1693. Stepney, Juvenal, viii. To make the world distinguish Julia's son, From the vile offspring of a trull, who sits By the town wall.

1694. Motteux, Rabelais, v. xxviii. Buttock of a monk!. . . how plump these plaguy trulls, these arch semiquavering strumpets must be!

1700. Congreve, Way of the World, i. 8. These are trulls whom he allows coach-hire.

1707. Ward, Hud. Rediv., ii. ii. 15. This is the Charm that tempts rich Fools To marry worthless Jilts and Trulls.

1727. Somervile, Fables, etc., xiii. Leave, leave, for shame your trulls at Sh——er hall, And marry in good time or not at all.

1748. Smollett, Rod. Random, xlvii. This friend is no other than a rascal who wants to palm his trull off upon you for a wife.


Truly. See By my truly and Yours truly.


Trump, subs. (colloquial).—1. A good fellow, a friend in need, 'one (Grose) who displays courage on every suit': the highest measure of praise.

1774. Bridges, Homer, 26. But I, in spite of all his frumps, Shall make him know I'm king of trumps.

1837. Barham, Ingolds. Leg., 'The Execution.' What must I fork out to-*night, my trump, For the whole first-floor of the Magpie and Stump?

1843. Dickens, Chuzzlewit, xxviii. I wish I may die if you are not a trump, Pip.

d. 1849. Poe, Works, iv. 211. Thingum, my boy, you're a trump.

1857. Hughes, Tom Brown's Schooldays, i. 6. Tom . . . took his three tosses without a kick or a cry, and was called a young trump for his pains.

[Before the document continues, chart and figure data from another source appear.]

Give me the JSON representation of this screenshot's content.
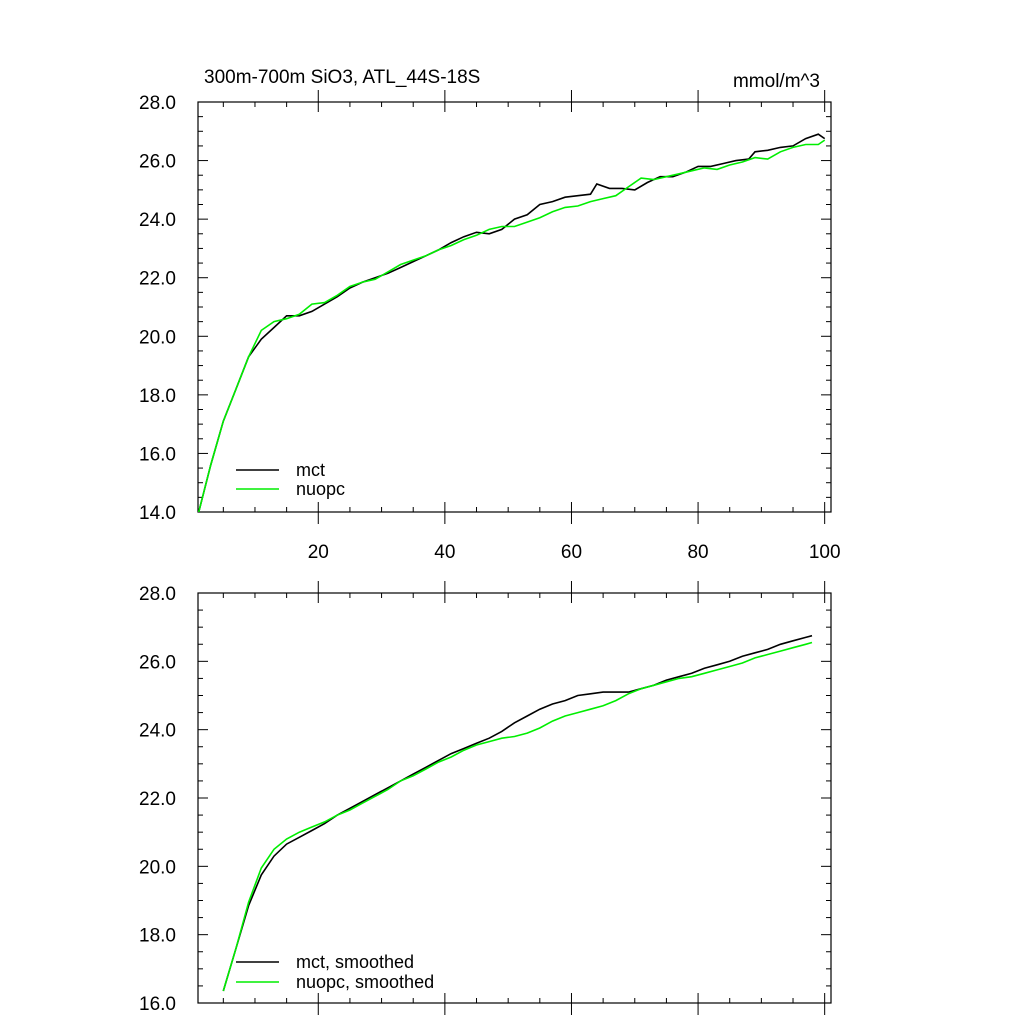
{
  "chart_data": [
    {
      "type": "line",
      "title": "300m-700m SiO3, ATL_44S-18S",
      "units": "mmol/m^3",
      "xlim": [
        1,
        101
      ],
      "ylim": [
        14.0,
        28.0
      ],
      "y_ticks": [
        "14.0",
        "16.0",
        "18.0",
        "20.0",
        "22.0",
        "24.0",
        "26.0",
        "28.0"
      ],
      "x_ticks": [
        "20",
        "40",
        "60",
        "80",
        "100"
      ],
      "grid": false,
      "legend_position": "bottom-left",
      "series": [
        {
          "name": "mct",
          "color": "#000000",
          "points": [
            [
              1,
              13.9
            ],
            [
              3,
              15.6
            ],
            [
              5,
              17.1
            ],
            [
              7,
              18.2
            ],
            [
              9,
              19.3
            ],
            [
              11,
              19.9
            ],
            [
              13,
              20.3
            ],
            [
              15,
              20.7
            ],
            [
              17,
              20.7
            ],
            [
              19,
              20.85
            ],
            [
              21,
              21.1
            ],
            [
              23,
              21.35
            ],
            [
              25,
              21.65
            ],
            [
              27,
              21.85
            ],
            [
              29,
              22.0
            ],
            [
              31,
              22.15
            ],
            [
              33,
              22.35
            ],
            [
              35,
              22.55
            ],
            [
              37,
              22.75
            ],
            [
              39,
              22.95
            ],
            [
              41,
              23.2
            ],
            [
              43,
              23.4
            ],
            [
              45,
              23.55
            ],
            [
              47,
              23.5
            ],
            [
              49,
              23.65
            ],
            [
              51,
              24.0
            ],
            [
              53,
              24.15
            ],
            [
              55,
              24.5
            ],
            [
              57,
              24.6
            ],
            [
              59,
              24.75
            ],
            [
              61,
              24.8
            ],
            [
              63,
              24.85
            ],
            [
              64,
              25.2
            ],
            [
              66,
              25.05
            ],
            [
              68,
              25.05
            ],
            [
              70,
              25.0
            ],
            [
              72,
              25.25
            ],
            [
              74,
              25.45
            ],
            [
              76,
              25.45
            ],
            [
              78,
              25.6
            ],
            [
              80,
              25.8
            ],
            [
              82,
              25.8
            ],
            [
              84,
              25.9
            ],
            [
              86,
              26.0
            ],
            [
              88,
              26.05
            ],
            [
              89,
              26.3
            ],
            [
              91,
              26.35
            ],
            [
              93,
              26.45
            ],
            [
              95,
              26.5
            ],
            [
              97,
              26.75
            ],
            [
              99,
              26.9
            ],
            [
              100,
              26.75
            ]
          ]
        },
        {
          "name": "nuopc",
          "color": "#00ee00",
          "points": [
            [
              1,
              13.9
            ],
            [
              3,
              15.6
            ],
            [
              5,
              17.1
            ],
            [
              7,
              18.2
            ],
            [
              9,
              19.3
            ],
            [
              11,
              20.2
            ],
            [
              13,
              20.5
            ],
            [
              15,
              20.6
            ],
            [
              17,
              20.75
            ],
            [
              19,
              21.1
            ],
            [
              21,
              21.15
            ],
            [
              23,
              21.4
            ],
            [
              25,
              21.7
            ],
            [
              27,
              21.85
            ],
            [
              29,
              21.95
            ],
            [
              31,
              22.2
            ],
            [
              33,
              22.45
            ],
            [
              35,
              22.6
            ],
            [
              37,
              22.75
            ],
            [
              39,
              22.95
            ],
            [
              41,
              23.1
            ],
            [
              43,
              23.3
            ],
            [
              45,
              23.45
            ],
            [
              47,
              23.65
            ],
            [
              49,
              23.75
            ],
            [
              51,
              23.75
            ],
            [
              53,
              23.9
            ],
            [
              55,
              24.05
            ],
            [
              57,
              24.25
            ],
            [
              59,
              24.4
            ],
            [
              61,
              24.45
            ],
            [
              63,
              24.6
            ],
            [
              65,
              24.7
            ],
            [
              67,
              24.8
            ],
            [
              69,
              25.1
            ],
            [
              71,
              25.4
            ],
            [
              73,
              25.35
            ],
            [
              75,
              25.45
            ],
            [
              77,
              25.55
            ],
            [
              79,
              25.65
            ],
            [
              81,
              25.75
            ],
            [
              83,
              25.7
            ],
            [
              85,
              25.85
            ],
            [
              87,
              25.95
            ],
            [
              89,
              26.1
            ],
            [
              91,
              26.05
            ],
            [
              93,
              26.3
            ],
            [
              95,
              26.45
            ],
            [
              97,
              26.55
            ],
            [
              99,
              26.55
            ],
            [
              100,
              26.7
            ]
          ]
        }
      ]
    },
    {
      "type": "line",
      "title": "",
      "xlim": [
        1,
        101
      ],
      "ylim": [
        16.0,
        28.0
      ],
      "y_ticks": [
        "16.0",
        "18.0",
        "20.0",
        "22.0",
        "24.0",
        "26.0",
        "28.0"
      ],
      "x_ticks": [],
      "grid": false,
      "legend_position": "bottom-left",
      "series": [
        {
          "name": "mct, smoothed",
          "color": "#000000",
          "points": [
            [
              5,
              16.35
            ],
            [
              7,
              17.6
            ],
            [
              9,
              18.85
            ],
            [
              11,
              19.75
            ],
            [
              13,
              20.3
            ],
            [
              15,
              20.65
            ],
            [
              17,
              20.85
            ],
            [
              19,
              21.05
            ],
            [
              21,
              21.25
            ],
            [
              23,
              21.5
            ],
            [
              25,
              21.7
            ],
            [
              27,
              21.9
            ],
            [
              29,
              22.1
            ],
            [
              31,
              22.3
            ],
            [
              33,
              22.5
            ],
            [
              35,
              22.7
            ],
            [
              37,
              22.9
            ],
            [
              39,
              23.1
            ],
            [
              41,
              23.3
            ],
            [
              43,
              23.45
            ],
            [
              45,
              23.6
            ],
            [
              47,
              23.75
            ],
            [
              49,
              23.95
            ],
            [
              51,
              24.2
            ],
            [
              53,
              24.4
            ],
            [
              55,
              24.6
            ],
            [
              57,
              24.75
            ],
            [
              59,
              24.85
            ],
            [
              61,
              25.0
            ],
            [
              63,
              25.05
            ],
            [
              65,
              25.1
            ],
            [
              67,
              25.1
            ],
            [
              69,
              25.1
            ],
            [
              71,
              25.2
            ],
            [
              73,
              25.3
            ],
            [
              75,
              25.45
            ],
            [
              77,
              25.55
            ],
            [
              79,
              25.65
            ],
            [
              81,
              25.8
            ],
            [
              83,
              25.9
            ],
            [
              85,
              26.0
            ],
            [
              87,
              26.15
            ],
            [
              89,
              26.25
            ],
            [
              91,
              26.35
            ],
            [
              93,
              26.5
            ],
            [
              95,
              26.6
            ],
            [
              97,
              26.7
            ],
            [
              98,
              26.75
            ]
          ]
        },
        {
          "name": "nuopc, smoothed",
          "color": "#00ee00",
          "points": [
            [
              5,
              16.35
            ],
            [
              7,
              17.6
            ],
            [
              9,
              18.95
            ],
            [
              11,
              19.95
            ],
            [
              13,
              20.5
            ],
            [
              15,
              20.8
            ],
            [
              17,
              21.0
            ],
            [
              19,
              21.15
            ],
            [
              21,
              21.3
            ],
            [
              23,
              21.5
            ],
            [
              25,
              21.65
            ],
            [
              27,
              21.85
            ],
            [
              29,
              22.05
            ],
            [
              31,
              22.25
            ],
            [
              33,
              22.5
            ],
            [
              35,
              22.65
            ],
            [
              37,
              22.85
            ],
            [
              39,
              23.05
            ],
            [
              41,
              23.2
            ],
            [
              43,
              23.4
            ],
            [
              45,
              23.55
            ],
            [
              47,
              23.65
            ],
            [
              49,
              23.75
            ],
            [
              51,
              23.8
            ],
            [
              53,
              23.9
            ],
            [
              55,
              24.05
            ],
            [
              57,
              24.25
            ],
            [
              59,
              24.4
            ],
            [
              61,
              24.5
            ],
            [
              63,
              24.6
            ],
            [
              65,
              24.7
            ],
            [
              67,
              24.85
            ],
            [
              69,
              25.05
            ],
            [
              71,
              25.2
            ],
            [
              73,
              25.3
            ],
            [
              75,
              25.4
            ],
            [
              77,
              25.5
            ],
            [
              79,
              25.55
            ],
            [
              81,
              25.65
            ],
            [
              83,
              25.75
            ],
            [
              85,
              25.85
            ],
            [
              87,
              25.95
            ],
            [
              89,
              26.1
            ],
            [
              91,
              26.2
            ],
            [
              93,
              26.3
            ],
            [
              95,
              26.4
            ],
            [
              97,
              26.5
            ],
            [
              98,
              26.55
            ]
          ]
        }
      ]
    }
  ]
}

1873. Carlton, Farm Ballads, 86. The editor sat in his sanctum, and brought down his fist with a thump: 'God bless that old farmer,' he muttered, 'He's a regular editor's trump.'

2. (provincial).—A fart(q.v.): also as verb.

1774. Bridges, Homer, 456. To which her bum plaid double-bass And made such thund'ring as she trump'd, Both Ajax and Achilles jump'd.

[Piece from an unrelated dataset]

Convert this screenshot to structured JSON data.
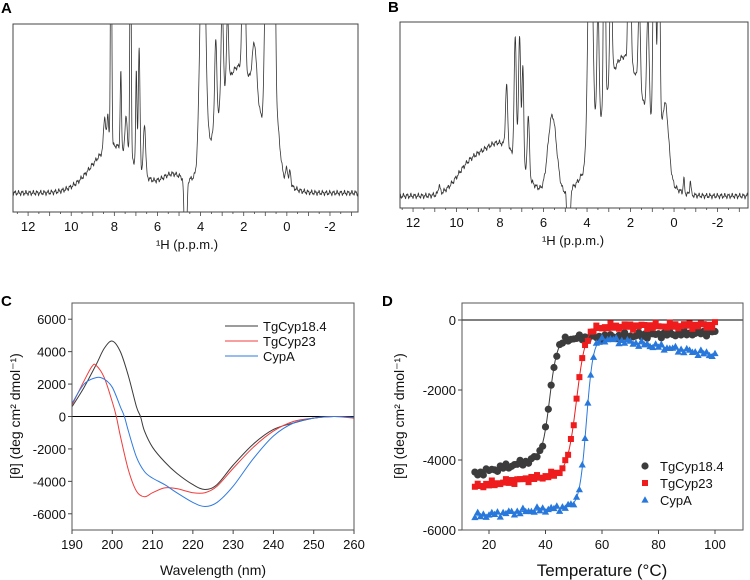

3. (Scots).—A Jew's harp. Whence tongue of the trump = a chief, an essential: properly the steel spring or reed by which the sound is produced.

d. 1872. Macleod, Life in a Highland Bothy. He has two large Lochaber trumps, for Lochaber trumps were to the Highlands what Cremona violins were to musical Europe. He secures the end of each with his teeth, and, grasping them with his hands so that the tiny instruments are invisible, he applies the little finger of each hand to their vibrating steel tongues.